Making Literary Sausage

That’s what I’m doing this week – the first, rough, rushing-hectic-and-headlong through this WIP that has me by the throat and won’t let go until I finish. It’s ugly, it’s messy, and I don’t want to think too hard about what’s going into this draft (hence the sausage metaphor, thank you very much) and when I get done it will still be raw, unready, but it will be something.

Hmm. I’ll avoid sausage posts in the future. This one’s making me reconsider my lapsed vegetarianism. (You know, my dad used to make sausage on our kitchen counter when I was a kid, out of the deermeat he butchered on my swingset during deer season. Yes, and people still had to ASK why I was a vegetarian all those years. Brrrr.)

I love this part of writing, but I love all the other parts, too. The editing, the revising, the reading it aloud, the thinking, the long walks out here in the country when I get blocked and how those two miles can free my mind to secretly, subversively consider ways around plot trickery that I wouldn’t dream up this close to a keyboard.

It consumes me, this work.

All this to say, there have been many other blog posts in the past week that I wish I had written, posts I could have written if my manuscript would have given me time (it’s calling even now, I must post links quickly!). For instance, this excellent post about the San Antonio SCBWI conference by Vonna Carter (bonus: a picture of me and Shelli! Thanks, Vonna.). These posts on the Speak Loudly discussion about Laurie Halse Anderson’s excellent book and others – thanks, Shelli, Suzie, and so many others for speaking eloquently to this topic.

I have been reading, too. I finished The Duff – amazing, uncomfortable to read at times, breakneck pacing once I learned to live with my queasiness about Bianca’s, um, choices. Highly recommended for older teens. Also, Mockingjay a few weeks too late to squeee about it, but I loved it as well. I’m reading even more fairy tale/mythology stuff – including The Girl Who Married the Moon, and hundreds of traditional fairy tales, looking for that sliver I can pick out and turn into my next creative theme-tool. So many more – Dancing With Dead People, a memoir that so far reminds me of The Glass Castle, and Crank are next on the stack.

Now back to the writing. I cannot escape the WIP – this one’s funny, and poignant (to me at least) and deep, and maybe even controversial. What am I thinking? All this in middle grade? Maybe it’s for older middle grade. It’s got all sorts of Topics of Importance buried in there… and this sweet, real relationship between two brothers that reminds me so much of the way my older sister and I helped each other through The Divorce.

No one has a better job than this.

Writer Friends?
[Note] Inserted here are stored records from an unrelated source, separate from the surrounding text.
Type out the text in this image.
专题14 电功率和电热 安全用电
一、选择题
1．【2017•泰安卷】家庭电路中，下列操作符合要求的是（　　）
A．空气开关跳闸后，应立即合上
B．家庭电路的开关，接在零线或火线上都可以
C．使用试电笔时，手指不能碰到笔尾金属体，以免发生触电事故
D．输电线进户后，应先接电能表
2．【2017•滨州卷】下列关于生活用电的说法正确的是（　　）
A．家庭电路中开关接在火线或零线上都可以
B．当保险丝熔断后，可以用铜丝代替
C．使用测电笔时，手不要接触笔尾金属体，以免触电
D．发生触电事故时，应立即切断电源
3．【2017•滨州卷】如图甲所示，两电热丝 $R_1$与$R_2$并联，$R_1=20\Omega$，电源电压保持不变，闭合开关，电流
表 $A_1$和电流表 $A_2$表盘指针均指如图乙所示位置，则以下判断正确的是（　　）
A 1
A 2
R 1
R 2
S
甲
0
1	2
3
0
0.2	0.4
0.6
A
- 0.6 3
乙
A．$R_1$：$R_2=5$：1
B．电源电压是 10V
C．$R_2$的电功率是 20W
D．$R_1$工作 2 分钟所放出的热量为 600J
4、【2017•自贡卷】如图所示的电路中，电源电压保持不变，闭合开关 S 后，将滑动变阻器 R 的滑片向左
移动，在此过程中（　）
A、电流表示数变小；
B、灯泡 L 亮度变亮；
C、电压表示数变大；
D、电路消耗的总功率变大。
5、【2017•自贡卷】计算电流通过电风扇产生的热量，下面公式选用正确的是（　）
Write well, write quickly.

Posted in Children's Fiction, Miscellaneous, People I Love on 09/22/2010 03:19 pm

6 Comments

  1. Yes. The sausage metaphor is so accurate. I’m getting close to being able to twist the casing shut on my current first draft. Then I have to write a synopsis for the revision workshop. I fear that will be more like making refrigerator stew. You know, where you just take whatever’s in the fridge, simmer it together in a pot and call it dinner–and hold a giant wooden spoon in the air and dare anyone in the family to question it? I’ve heard about people doing things like that…

    Reply

    • Nikki Loftin

      OH, Shelli. Please tell me you don’t make fridge stew? I’ve never done anything like that! (We call it “train wreck” at my house.) I can’t wait to see your WIP! Twist, twist, twist!

      Reply

  2. I’m juggling too many balls this week and my WIP is suffering. I’ll get it all straightened out and make some headway next week. It was nice seeing you and Shelli in SA.

    Reply

  3. I get that it’s a sausage first draft, but I’ve seen your “sausage” drafts . . . so now I want a blog post on how you manage to write so darn quickly. Perhaps, it’s the grab-you-by-the throat thing? I’ve had that, but lately, I, um, start over 40K in or 35K in or whatever. Or, maybe it’s just other stuff getting in the way, but share your secrets. Share them! Off to an SCBWI retreat. Maybe that will inspire.

    P.S. I love Shelli’s additions to the sausage metaphor!

    Reply

    • Nikki Loftin

      Shelli is one of the funniest writers/people I know! I would love for you to meet. We’ll have to do a SCBWI national in LA someday.
      Sounds like you have a “mushy middle” issue. I used to think outlining was Of The Devil, but now I do a modified form of it once I’m about 5-10K in. Also, after about 20K, I do Stuart Smalley’s affirmations every day – I’m good, enough, I’m smart enough, and goshdarnit, people like me. Seriously, the middle is where self-doubt attacks. If you can get through that, and get to The End – Any End, you can go back and revise. But until you write through it, you can’t fix anything.
      Lori, not to sound maudlin or emo or anything, but life seems so short to me now. I gave up so many years of this dream to self-doubt and other work. I’m not sure how many more chances I’m gonna get to make this work, you know? So I write like the Devil’s chasing me.